Mayor of New Orleans, LA
LaToya Cantrell has dedicated her life to community service and fighting tirelessly for justice, starting as a little girl, when her grandmother would bring her to local neighborhood meetings. By the age of 13, she was serving as secretary for her local chamber of commerce.
She arrived in New Orleans in 1990 to attend Xavier University and her soul found its home in the city. After graduation, she and her husband Jason and bought a home in the Broadmoor neighborhood, and quickly got involved in the local community.

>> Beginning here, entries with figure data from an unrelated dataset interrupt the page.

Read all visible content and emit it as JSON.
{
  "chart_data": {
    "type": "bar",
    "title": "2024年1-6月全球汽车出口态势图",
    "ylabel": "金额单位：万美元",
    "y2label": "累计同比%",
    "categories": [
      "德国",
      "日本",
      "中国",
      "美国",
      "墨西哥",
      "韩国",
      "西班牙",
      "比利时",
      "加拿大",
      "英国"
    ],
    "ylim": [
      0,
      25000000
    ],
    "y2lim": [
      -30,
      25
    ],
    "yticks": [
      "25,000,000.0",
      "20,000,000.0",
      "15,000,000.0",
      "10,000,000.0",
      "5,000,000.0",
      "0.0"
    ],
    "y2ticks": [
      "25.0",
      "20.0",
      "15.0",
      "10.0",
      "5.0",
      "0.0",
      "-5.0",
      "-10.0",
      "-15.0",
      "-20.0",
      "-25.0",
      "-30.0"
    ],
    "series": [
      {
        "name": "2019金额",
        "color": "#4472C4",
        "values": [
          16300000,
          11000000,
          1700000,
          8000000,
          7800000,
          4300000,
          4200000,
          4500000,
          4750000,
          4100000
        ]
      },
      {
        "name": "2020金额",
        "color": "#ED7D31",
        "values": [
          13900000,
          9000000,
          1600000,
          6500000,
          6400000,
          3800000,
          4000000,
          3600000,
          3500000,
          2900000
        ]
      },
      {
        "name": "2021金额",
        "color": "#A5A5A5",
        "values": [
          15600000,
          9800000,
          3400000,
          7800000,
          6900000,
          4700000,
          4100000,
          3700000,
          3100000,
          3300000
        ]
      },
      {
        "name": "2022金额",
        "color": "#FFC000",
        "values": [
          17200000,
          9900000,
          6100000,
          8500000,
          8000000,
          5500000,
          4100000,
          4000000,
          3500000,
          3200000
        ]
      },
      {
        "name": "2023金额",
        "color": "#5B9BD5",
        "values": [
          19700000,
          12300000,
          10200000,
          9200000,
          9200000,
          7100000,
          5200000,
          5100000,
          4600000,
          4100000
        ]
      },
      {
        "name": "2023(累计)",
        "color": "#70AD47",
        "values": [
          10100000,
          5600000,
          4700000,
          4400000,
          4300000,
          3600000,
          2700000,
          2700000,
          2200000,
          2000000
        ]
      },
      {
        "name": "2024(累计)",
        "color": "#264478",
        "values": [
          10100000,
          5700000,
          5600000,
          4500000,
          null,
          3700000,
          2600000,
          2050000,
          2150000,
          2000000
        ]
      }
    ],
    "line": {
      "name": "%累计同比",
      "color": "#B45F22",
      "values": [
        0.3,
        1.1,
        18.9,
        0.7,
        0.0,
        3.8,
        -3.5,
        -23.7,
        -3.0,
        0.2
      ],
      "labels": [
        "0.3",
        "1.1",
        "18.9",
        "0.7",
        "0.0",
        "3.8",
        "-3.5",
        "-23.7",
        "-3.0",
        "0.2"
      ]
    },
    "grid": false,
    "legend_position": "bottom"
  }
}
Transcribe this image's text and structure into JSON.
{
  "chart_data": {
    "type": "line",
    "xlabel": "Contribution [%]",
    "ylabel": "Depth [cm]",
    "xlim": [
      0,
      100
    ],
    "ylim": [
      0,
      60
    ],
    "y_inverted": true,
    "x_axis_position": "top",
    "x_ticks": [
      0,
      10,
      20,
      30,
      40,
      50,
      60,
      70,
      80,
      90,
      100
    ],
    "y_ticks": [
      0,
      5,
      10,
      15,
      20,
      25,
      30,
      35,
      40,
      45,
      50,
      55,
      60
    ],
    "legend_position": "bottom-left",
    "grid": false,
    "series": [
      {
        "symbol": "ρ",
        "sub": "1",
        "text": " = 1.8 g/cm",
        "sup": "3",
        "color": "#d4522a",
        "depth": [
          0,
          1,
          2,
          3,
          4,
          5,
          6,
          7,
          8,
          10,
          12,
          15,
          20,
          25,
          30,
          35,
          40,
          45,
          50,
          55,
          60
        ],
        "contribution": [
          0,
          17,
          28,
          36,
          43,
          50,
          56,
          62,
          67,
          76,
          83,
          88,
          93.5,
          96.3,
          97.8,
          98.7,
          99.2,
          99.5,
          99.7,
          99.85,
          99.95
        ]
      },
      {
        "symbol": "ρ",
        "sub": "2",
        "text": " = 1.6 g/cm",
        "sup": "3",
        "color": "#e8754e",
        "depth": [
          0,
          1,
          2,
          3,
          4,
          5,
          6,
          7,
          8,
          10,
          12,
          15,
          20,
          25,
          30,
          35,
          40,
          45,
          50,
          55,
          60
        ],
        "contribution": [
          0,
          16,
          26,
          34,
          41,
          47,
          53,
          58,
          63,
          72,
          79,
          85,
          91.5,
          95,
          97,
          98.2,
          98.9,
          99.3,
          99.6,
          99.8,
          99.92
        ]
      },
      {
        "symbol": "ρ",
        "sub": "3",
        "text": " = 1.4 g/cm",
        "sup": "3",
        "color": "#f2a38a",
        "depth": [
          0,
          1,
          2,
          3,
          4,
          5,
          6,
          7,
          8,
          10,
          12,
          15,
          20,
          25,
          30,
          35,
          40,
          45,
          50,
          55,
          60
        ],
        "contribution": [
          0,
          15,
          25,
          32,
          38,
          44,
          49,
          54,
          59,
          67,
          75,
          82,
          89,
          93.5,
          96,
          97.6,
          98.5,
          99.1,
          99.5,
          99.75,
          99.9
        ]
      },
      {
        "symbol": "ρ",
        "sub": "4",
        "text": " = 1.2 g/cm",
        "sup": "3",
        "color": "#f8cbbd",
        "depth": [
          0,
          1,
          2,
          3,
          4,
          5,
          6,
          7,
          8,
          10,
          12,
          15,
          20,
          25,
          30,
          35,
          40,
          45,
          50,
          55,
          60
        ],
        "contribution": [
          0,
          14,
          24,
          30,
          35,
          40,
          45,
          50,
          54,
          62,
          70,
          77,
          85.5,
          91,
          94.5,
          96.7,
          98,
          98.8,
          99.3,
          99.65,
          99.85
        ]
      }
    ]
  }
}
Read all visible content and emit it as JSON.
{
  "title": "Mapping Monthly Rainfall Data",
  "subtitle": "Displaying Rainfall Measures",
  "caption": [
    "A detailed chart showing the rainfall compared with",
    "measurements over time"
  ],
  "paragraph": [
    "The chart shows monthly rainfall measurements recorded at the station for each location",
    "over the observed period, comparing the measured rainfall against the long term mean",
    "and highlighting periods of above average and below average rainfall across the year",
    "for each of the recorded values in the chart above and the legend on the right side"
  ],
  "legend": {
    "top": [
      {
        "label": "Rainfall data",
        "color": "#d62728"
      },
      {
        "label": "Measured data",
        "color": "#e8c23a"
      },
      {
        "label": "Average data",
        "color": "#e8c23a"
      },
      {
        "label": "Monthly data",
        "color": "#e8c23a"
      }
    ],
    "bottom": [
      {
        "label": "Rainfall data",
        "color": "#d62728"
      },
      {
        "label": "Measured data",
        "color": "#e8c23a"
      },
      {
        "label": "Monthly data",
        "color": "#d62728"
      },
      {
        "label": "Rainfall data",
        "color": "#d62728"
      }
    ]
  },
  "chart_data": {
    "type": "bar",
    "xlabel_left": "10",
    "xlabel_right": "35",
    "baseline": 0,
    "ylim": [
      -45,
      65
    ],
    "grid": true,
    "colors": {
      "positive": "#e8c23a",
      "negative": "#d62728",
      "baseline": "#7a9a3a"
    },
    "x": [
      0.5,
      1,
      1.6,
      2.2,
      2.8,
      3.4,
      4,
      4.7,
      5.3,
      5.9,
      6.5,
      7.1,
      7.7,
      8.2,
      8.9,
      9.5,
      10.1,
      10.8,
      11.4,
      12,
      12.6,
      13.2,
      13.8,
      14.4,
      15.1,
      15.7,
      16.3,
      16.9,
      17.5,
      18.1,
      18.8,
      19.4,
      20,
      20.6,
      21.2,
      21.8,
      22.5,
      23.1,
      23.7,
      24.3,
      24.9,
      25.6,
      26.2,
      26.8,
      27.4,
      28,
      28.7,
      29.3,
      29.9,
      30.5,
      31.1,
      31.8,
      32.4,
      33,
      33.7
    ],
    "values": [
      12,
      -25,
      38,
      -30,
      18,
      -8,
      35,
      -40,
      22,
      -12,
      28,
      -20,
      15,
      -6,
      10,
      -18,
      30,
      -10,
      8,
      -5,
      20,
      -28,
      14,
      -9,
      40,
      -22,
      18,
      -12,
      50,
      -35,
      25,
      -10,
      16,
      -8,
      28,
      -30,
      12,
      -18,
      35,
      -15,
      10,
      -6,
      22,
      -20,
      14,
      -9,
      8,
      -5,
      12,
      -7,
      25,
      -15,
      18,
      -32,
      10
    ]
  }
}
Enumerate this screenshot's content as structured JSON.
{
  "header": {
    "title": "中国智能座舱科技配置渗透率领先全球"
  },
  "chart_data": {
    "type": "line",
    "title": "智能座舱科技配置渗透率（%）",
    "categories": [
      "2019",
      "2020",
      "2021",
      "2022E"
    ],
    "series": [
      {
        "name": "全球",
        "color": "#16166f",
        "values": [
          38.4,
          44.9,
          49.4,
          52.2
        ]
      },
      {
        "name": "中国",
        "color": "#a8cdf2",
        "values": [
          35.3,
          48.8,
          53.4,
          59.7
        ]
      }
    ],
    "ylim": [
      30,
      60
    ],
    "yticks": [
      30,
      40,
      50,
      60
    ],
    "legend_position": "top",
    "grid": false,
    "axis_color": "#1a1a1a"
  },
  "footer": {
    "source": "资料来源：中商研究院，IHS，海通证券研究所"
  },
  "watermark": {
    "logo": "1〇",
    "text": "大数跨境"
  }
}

As the President of the Broadmoor Improvement Association, LaToya crafted their inclusive consensus building decisionmaking model, building partnerships inside and outside the community to create and implement a redevelopment plan with unprecedented results, engaging $50 million in funds and 13,000 volunteers to produce: -A new library/community center, unique in the city -Rebuilt homes at a pace that led the city’s recovery -A community health center -A renovated public school
She was still serving as President of the BIA in 2005 when Hurricane Katrina hit and the levees failed. Broadmoor was devastated and at risk of being demolished. Under her leadership, the BIA rallied the community through hundreds of meetings and actions, ushered in the next phase of the neighborhoods redevelopment, and Broadmoor is now considered an international model for disaster recovery.
In 2012, LaToya Cantrell was elected to the New Orleans City Council. There, she built an incredible track record of successful advocacy and effective progressive legislating, with notable highlights such as: -Stopped the ICE hold practice for immigrants -Spearheaded the “Smoke-Free” ordinance, protecting those in the service industry and musicians from secondhand smoke -Passed the “Welcoming Cities” resolution, aiding marginalized residents -Worked with developers and advocates to produce affordable housing -Consistently voted for a smaller jail and for meaningful criminal justice reform
As a Black woman raised by a hardworking single mother, she knows what struggling to make ends meet feels like when the deck is stacked against you. That’s why she’s built a uniquely people-powered campaign, and why as Mayor she’s committed to fighting societal inequality and fostering better quality of life for all. She’s running to push for a $15 minimum wage, to expand affordable housing, to create job training and education opportunities, and to make New Orleans a safer and more equitable place for all.